Observations on C Corp Sale vs. CRT

Two observations: 1. The format to analyze the four alternatives is very good, but I have to believe that the selling price of the stock would be significantly less than a sale of assets due to the inherent C corp. tax. Thus, I don't believe the numbers as stated are a fair comparison. 2. The final chart of numbers adds the life insurance component but does not adjust for the fact that the premiums are all paid before the proceeds kick in. An interest factor should be included to make an apples-to-apples comparison.

Anderson Case Study

I would like to see the premiums for life ins based on Gtd Survivor UL policy...8% is a bit bullish for these times, especially when you look at the very poor performance of VUL over the past several years.

Response to Observations

Tom, Thanks for your comments; both are well taken. Contingent tax liabilities are certainly an issue that can, depending on the type of business and its depreciable asset structure, drive the price of a stock sale down. However, for purposes of education and not to confuse a comparison of the numbers any further, we decided to stick with like values. Donors contemplating using a CRT for these purposes should explore the tax economics of taking a lower price to facilitate a stock sale. Regarding your second comment, it is certainly prudent to apply discounted cash flow analysis to all cash flows contained in the analysis, not only the terminal value of the life insurance.

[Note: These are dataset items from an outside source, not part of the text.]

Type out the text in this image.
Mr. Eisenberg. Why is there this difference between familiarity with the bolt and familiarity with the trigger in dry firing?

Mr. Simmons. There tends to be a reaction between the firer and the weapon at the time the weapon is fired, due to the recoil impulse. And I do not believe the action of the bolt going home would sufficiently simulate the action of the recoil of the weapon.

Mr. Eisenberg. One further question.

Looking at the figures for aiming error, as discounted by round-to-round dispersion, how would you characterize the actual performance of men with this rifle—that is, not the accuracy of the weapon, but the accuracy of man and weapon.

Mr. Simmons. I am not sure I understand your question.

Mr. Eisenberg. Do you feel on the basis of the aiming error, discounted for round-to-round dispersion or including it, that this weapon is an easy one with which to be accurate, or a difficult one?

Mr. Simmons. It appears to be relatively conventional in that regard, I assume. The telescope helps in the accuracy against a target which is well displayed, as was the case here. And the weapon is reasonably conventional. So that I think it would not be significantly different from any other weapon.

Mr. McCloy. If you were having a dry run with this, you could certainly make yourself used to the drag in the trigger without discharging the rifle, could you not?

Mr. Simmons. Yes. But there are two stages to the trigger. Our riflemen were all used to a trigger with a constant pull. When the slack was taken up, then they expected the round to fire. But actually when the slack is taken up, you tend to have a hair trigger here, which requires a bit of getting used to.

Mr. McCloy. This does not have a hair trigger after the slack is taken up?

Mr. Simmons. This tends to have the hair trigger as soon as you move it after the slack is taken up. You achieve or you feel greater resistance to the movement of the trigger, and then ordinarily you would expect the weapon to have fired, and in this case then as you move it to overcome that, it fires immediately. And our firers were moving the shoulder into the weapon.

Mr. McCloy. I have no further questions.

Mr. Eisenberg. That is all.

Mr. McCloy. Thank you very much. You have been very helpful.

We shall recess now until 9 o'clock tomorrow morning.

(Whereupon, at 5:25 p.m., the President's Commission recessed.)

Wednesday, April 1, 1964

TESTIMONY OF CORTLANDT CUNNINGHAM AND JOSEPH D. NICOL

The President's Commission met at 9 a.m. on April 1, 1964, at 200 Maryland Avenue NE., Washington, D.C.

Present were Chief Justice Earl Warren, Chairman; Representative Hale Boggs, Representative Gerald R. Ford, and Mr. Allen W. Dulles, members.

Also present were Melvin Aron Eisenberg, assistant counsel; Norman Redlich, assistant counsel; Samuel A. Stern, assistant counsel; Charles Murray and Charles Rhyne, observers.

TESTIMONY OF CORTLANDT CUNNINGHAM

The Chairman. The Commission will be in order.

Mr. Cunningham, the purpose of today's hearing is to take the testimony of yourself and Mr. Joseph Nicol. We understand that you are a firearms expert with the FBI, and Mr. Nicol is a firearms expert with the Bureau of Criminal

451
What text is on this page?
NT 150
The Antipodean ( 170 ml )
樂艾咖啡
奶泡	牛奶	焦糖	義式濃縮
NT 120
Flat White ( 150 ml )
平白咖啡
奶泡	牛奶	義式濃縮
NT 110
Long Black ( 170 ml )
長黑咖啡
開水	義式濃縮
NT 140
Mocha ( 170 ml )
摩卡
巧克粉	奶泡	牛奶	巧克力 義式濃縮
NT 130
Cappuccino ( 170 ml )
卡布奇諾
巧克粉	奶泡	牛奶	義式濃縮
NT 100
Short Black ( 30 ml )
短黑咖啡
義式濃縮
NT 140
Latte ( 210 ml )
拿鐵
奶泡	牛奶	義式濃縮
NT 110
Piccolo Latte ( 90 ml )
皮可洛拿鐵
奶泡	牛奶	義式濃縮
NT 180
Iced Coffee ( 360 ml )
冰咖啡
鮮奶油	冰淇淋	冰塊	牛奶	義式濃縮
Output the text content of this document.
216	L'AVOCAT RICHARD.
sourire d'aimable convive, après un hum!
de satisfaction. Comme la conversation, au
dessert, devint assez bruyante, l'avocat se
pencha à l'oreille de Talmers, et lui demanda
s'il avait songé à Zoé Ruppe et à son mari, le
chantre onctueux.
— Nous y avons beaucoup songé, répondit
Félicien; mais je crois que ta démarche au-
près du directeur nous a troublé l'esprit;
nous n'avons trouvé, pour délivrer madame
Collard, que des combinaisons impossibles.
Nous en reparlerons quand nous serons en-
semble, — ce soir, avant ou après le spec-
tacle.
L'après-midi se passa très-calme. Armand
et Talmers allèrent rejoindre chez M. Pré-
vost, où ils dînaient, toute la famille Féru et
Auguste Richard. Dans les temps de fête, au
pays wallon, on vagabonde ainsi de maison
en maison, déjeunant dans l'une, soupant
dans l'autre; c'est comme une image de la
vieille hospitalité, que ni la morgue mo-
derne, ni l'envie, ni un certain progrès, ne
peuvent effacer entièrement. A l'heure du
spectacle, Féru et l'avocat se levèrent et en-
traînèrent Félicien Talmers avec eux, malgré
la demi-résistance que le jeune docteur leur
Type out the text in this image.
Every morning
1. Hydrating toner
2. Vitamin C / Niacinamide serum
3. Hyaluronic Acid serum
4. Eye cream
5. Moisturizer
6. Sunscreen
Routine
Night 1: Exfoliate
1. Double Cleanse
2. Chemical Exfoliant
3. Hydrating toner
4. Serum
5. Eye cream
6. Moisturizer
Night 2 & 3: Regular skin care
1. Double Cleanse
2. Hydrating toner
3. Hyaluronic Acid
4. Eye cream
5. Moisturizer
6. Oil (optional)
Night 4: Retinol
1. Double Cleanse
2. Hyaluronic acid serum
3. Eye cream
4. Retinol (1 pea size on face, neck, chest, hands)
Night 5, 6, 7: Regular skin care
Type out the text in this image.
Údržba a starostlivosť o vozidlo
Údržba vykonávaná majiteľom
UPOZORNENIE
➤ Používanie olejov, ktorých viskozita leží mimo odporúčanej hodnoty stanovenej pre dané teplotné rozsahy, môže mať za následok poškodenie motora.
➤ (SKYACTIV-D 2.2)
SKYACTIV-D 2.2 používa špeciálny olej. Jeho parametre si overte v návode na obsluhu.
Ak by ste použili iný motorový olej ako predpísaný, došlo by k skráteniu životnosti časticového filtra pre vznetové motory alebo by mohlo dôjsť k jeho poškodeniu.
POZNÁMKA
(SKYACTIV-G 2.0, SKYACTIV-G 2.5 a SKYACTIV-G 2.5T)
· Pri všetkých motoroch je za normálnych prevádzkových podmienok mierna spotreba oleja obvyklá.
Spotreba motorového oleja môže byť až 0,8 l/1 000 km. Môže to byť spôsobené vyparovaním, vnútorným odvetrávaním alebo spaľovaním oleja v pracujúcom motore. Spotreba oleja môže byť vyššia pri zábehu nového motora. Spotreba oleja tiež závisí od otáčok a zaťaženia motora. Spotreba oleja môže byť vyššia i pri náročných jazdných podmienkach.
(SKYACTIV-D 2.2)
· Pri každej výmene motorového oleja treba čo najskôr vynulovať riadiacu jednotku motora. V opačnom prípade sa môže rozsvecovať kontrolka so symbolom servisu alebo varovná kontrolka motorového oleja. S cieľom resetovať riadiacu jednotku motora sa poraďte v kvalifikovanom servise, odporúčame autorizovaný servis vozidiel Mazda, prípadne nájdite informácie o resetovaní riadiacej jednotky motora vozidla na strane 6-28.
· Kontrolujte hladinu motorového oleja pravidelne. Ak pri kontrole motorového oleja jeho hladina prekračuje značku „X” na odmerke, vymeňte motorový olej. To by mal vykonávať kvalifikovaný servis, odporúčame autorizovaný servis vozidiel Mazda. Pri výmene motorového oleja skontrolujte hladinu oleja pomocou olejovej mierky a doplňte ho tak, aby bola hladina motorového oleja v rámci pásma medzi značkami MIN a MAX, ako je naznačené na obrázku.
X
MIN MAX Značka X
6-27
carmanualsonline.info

Payment of income tax by corp owned by CRT

If the trustee is owner of the shares in a closely held C corp, and the assets of that corp are sold, wouldn't the payment of income tax upon such asset sales proceeds be an impermissible distribution that would disqualify the CRT?

Payment of income tax by corp owned by CRT

No, because the tax payment would be made by the corporation and not by the CRT; therefore, it would not be a distribution from the trust.